Serial.available()- Returns the number of bytes waiting in the receive buffer right now. Returns 0 when nothing is waiting. Use as the
ifguard before every read. Serial.read()- Returns the oldest byte from the buffer and removes it. Returns
-1if the buffer is empty — which is why you always guard it withSerial.available()first. char- The data type for exactly one character. Stores it as a small integer (its character code), but you can compare and assign it like a letter.
- Single-quote literal
- A character written between single quotes —
'r','?','1'. One character, never more. Different from a double-quoted string like"r", which is a sequence of characters. - Line-ending dropdown
- The Monitor setting that adds an invisible newline (and/or carriage return) to the end of every Send. Set to "No line ending" for single-character commands; we'll need other settings in L01-28.
Homework 5 min
The five-key remote. Take today's four-key remote and add a fifth command of your own design. It must:
- Use a single letter that isn't already taken (so not r, g, b, or q).

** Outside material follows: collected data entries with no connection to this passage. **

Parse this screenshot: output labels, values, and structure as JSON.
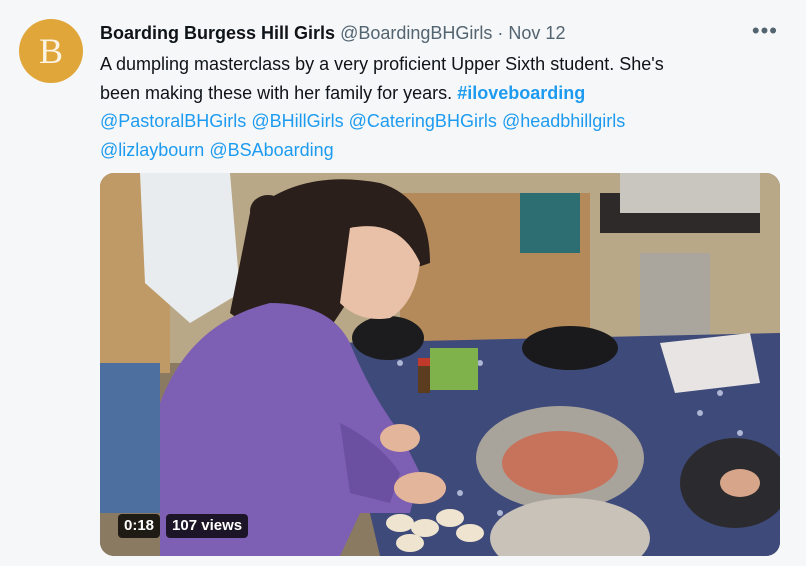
{
  "account": {
    "avatar_letter": "B",
    "name": "Boarding Burgess Hill Girls",
    "handle": "@BoardingBHGirls",
    "separator": "·",
    "date": "Nov 12"
  },
  "more_icon": "more-dots-icon",
  "tweet": {
    "line1": "A dumpling masterclass by a very proficient Upper Sixth student. She's",
    "line2_text": "been making these with her family for years.",
    "hashtag": "#iloveboarding",
    "mentions": [
      "@PastoralBHGirls",
      "@BHillGirls",
      "@CateringBHGirls",
      "@headbhillgirls",
      "@lizlaybourn",
      "@BSAboarding"
    ]
  },
  "video": {
    "duration": "0:18",
    "views": "107 views"
  },
  "colors": {
    "avatar_bg": "#e0a63a",
    "link": "#1d9bf0",
    "muted": "#536471"
  }
}
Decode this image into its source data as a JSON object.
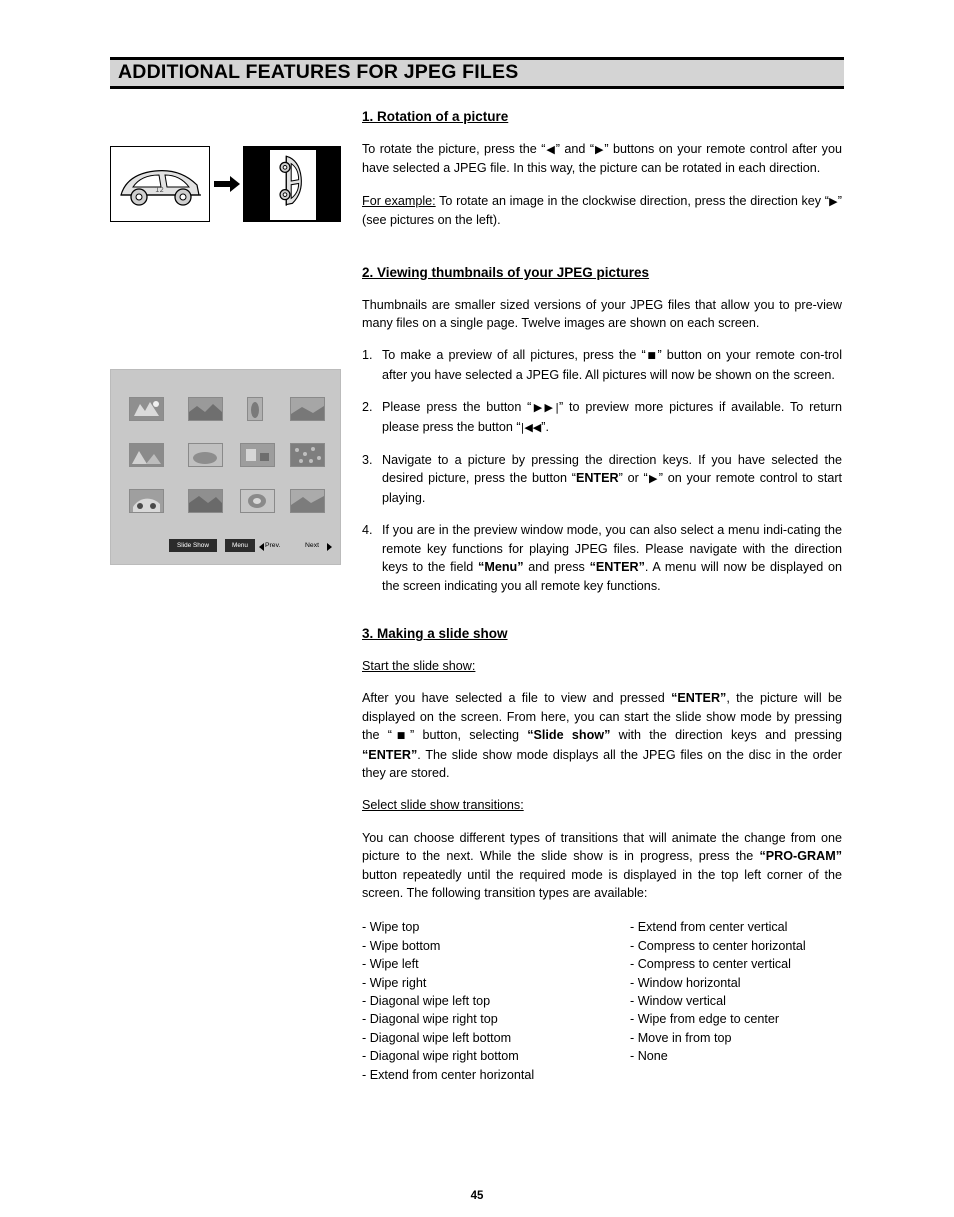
{
  "header": {
    "title": "ADDITIONAL FEATURES FOR JPEG FILES"
  },
  "sections": {
    "rotation": {
      "heading": "1. Rotation of a picture",
      "p1_a": "To rotate the picture, press the “",
      "p1_left_arrow": "◀",
      "p1_b": "” and “",
      "p1_right_arrow": "▶",
      "p1_c": "” buttons on your remote control after you have selected a JPEG file. In this way, the picture can be rotated in each direction.",
      "p2_label": "For example:",
      "p2_a": " To rotate an image in the clockwise direction, press the direction key “",
      "p2_arrow": "▶",
      "p2_b": "” (see pictures on the left)."
    },
    "thumbnails": {
      "heading": "2. Viewing thumbnails of your JPEG pictures",
      "intro": "Thumbnails are smaller sized versions of your JPEG files that allow you to pre-view many files on a single page. Twelve images are shown on each screen.",
      "items": [
        {
          "num": "1.",
          "a": "To make a preview of all pictures, press the “",
          "glyph": "■",
          "b": "” button on your remote con-trol after you have selected a JPEG file. All pictures will now be shown on the screen."
        },
        {
          "num": "2.",
          "a": "Please press the button “",
          "glyph": "▶▶|",
          "b": "” to preview more pictures if available. To return please press the button “",
          "glyph2": "|◀◀",
          "c": "”."
        },
        {
          "num": "3.",
          "a": "Navigate to a picture by pressing the direction keys. If you have selected the desired picture, press the button “",
          "bold1": "ENTER",
          "b": "” or “",
          "glyph": "▶",
          "c": "” on your remote control to start playing."
        },
        {
          "num": "4.",
          "a": "If you are in the preview  window  mode, you can also select a menu indi-cating the remote key functions for playing JPEG files. Please navigate with the direction keys to the field ",
          "bold1": "“Menu”",
          "b": " and press ",
          "bold2": "“ENTER”",
          "c": ".  A menu will now be displayed on the screen indicating you all remote key functions."
        }
      ]
    },
    "slideshow": {
      "heading": "3. Making a slide show",
      "sub1": "Start the slide show:",
      "p1_a": "After you have selected a file to view and pressed ",
      "p1_b1": "“ENTER”",
      "p1_b": ", the picture will be displayed on the screen. From here, you can start the slide show mode by pressing the “",
      "p1_glyph": "■",
      "p1_c": "” button, selecting ",
      "p1_b2": "“Slide show”",
      "p1_d": " with the direction keys and pressing ",
      "p1_b3": "“ENTER”",
      "p1_e": ". The slide show mode displays all the JPEG files on the disc in the order they are stored.",
      "sub2": "Select slide show transitions:",
      "p2_a": "You can choose different types of transitions that will animate the change from one picture to the next. While the slide show is in progress, press the ",
      "p2_b1": "“PRO-GRAM”",
      "p2_b": " button repeatedly until the required mode is displayed in the top left corner of the screen. The following transition types are available:",
      "transitions_left": [
        "- Wipe top",
        "- Wipe bottom",
        "- Wipe left",
        "- Wipe right",
        "- Diagonal wipe left top",
        "- Diagonal wipe right top",
        "- Diagonal wipe left bottom",
        "- Diagonal wipe right bottom",
        "- Extend from center horizontal"
      ],
      "transitions_right": [
        "- Extend from center vertical",
        "- Compress to center horizontal",
        "- Compress to center vertical",
        "- Window horizontal",
        "- Window vertical",
        "- Wipe from edge to center",
        "- Move in from top",
        "- None"
      ]
    }
  },
  "illustration": {
    "thumb_screen": {
      "slide_show_button": "Slide Show",
      "menu_button": "Menu",
      "prev_label": "Prev.",
      "next_label": "Next"
    }
  },
  "footer": {
    "page_number": "45"
  }
}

- Do something the existing four don't — e.g. flash all three LEDs five times, play a two-note jingle, or run a sweep across the LEDs from red to green over one second.
- Print a confirmation line in the Monitor when triggered.
- Be listed in the
"Commands: …"banner insidesetup().
Also: a design reflection on paper.
- Imagine you wanted a sixth command that needs two letters to specify it (e.g.
r5means "flash red five times"). Why is that hard with today's pattern? ____ (Hint: each loop pass reads only one character.) - The Arduino's receive buffer is 64 bytes. If you pasted a 100-character sentence into the Monitor and hit Send, what would happen to the last 36 characters? ____
- List two everyday devices you own (or have used) that accept typed commands. The line between "command-line program" and "tiny embedded device" is thinner than you'd think. ____
Bring back next class:
- The saved
.inofile (call itfive-key-remote). - A short phone video (15–20 seconds) showing you typing four or five commands into the Monitor and the LEDs/buzzer reacting to each.
- Your three reflection answers in your notebook.
Heads up for next class: L01-27 "ASCII Basics" answers the question we kept ducking today — what is a character actually, under the hood? You'll discover that the letter A is the number 65, and that you can do arithmetic on letters as easily as on numbers. That unlocks several powerful tricks in L01-28's switch/case lesson.